Ci risulta però che la delibera Cipe n. 35/05 (triennio 2005-2008) aveva previsto il finanziamento di euro 3.700.000 per la bonifica del sito ex Cemerad, cifra poi ‘dirottata’ verso altri interventi individuati in accordo con le Amministrazioni provinciali, tra cui quello relativo al completamento della bonifica del sito ex Matra. La Giunta regionale, infatti, con deliberazione del 28/11/2008, riprogrammava gli interventi di bonifica, dell’area industriale ex Cemerad di Statte per queste ragioni: ‘A causa della particolare natura di rifiuto radioattivo e delle procedure stabilite dal D.lgs 230/95, l’intervento non garantiva il rispetto della tempistica fissata al 31/12/2008’.

Eppure la situazione di assoluta pericolosità del sito, che quindi richiedeva interventi immediati, era ampiamente nota già dal lontano 2003. Perché quei finanziamenti non sono stati utilizzati per la caratterizzazione e bonifica di almeno una parte dei fusti? Chi è responsabile di questi ritardi?

Dopo oltre due anni, nel corso dei quali la situazione si è aggravata, solo nell’aprile 2011 il Comune di Statte, in via d’urgenza, affida allo studio associato Romanazzi-Boscia con sede in Bari, l’incarico di progettazione esecutiva, nonché il coordinamento in fase di esecuzione del progetto di bonifica, al costo lordo di 50.544 euro. Il contratto di appalto viene sottoscritto il 16 maggio 2011, ma si verifica un nuovo imprevisto: l’ing. Romanazzi il 6 giugno 2011 fa sapere al Comune di Statte di attendere la definizione delle procedure di caratterizzazione dei rifiuti radioattivi presenti nell’area, da parte dell’esperto incaricato dal Comune, per poter completare il progetto di bonifica. Per questo motivo i termini di consegna del progetto definitivo, comunque mai pervenuto al Comune di Statte, vengono sospesi. L’assessore Chiarelli del settore Ecologia del Comune di Statte, ci ha assicurato che la nomina del tecnico esperto incaricato dal Comune avverrà nei ‘prossimi giorni’. L’esperto, accanto ad Arpa, Prefettura e tutti gli organi competenti, visionerà il contenuto dei fusti.

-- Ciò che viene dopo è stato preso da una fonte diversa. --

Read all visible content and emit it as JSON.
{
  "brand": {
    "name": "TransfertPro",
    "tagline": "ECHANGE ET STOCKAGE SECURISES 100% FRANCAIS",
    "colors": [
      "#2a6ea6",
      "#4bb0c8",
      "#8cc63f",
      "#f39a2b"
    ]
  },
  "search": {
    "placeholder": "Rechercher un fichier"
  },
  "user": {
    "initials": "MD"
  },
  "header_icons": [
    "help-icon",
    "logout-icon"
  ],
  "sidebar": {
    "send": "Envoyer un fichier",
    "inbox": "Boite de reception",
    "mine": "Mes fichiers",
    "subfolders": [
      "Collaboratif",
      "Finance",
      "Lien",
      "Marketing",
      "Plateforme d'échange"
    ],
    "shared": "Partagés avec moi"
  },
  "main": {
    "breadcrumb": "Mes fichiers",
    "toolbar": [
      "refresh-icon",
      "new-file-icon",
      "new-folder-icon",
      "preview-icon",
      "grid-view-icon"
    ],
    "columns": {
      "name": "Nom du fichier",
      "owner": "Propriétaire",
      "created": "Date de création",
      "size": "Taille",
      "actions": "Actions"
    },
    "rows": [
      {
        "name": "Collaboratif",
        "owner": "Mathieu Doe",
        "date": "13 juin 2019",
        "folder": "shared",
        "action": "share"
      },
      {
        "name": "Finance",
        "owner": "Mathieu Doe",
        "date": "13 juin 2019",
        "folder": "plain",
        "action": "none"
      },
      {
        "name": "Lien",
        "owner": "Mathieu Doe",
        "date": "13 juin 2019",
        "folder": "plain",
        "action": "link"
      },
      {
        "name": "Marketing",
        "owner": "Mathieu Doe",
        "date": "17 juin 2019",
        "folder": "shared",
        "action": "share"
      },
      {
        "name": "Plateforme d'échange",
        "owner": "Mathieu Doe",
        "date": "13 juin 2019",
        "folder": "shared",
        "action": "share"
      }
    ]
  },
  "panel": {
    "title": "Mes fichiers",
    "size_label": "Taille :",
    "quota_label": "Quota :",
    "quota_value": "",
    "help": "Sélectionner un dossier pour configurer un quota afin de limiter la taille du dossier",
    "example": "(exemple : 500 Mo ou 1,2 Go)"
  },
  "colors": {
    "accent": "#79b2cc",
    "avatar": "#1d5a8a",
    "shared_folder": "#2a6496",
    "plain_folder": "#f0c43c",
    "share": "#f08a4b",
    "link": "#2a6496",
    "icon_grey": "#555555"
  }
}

La situazione è grave. Attualmente il numero dei fusti contenenti rifiuti radioattivi non è ancora certo e non è noto se il loro preoccupante deterioramento abbia determinato lo sversamento di liquami pericolosi all’esterno dei contenitori. Ancora tempi incerti dunque per la bonifica del sito ex Cemerad, in piu’ occasioni rinviata. Ci auguriamo, pertanto, che si possa giungere al piu’ presto alla definitiva soluzione di questo grave problema che rappresenta ormai da diversi anni un ulteriore attentato all’incolumità pubblica, già pesantemente minacciata. Naturalmente questo comitato vigilerà sulla vicenda.

 Daniela Spera (responsabile del comitato provinciale Legamjonici)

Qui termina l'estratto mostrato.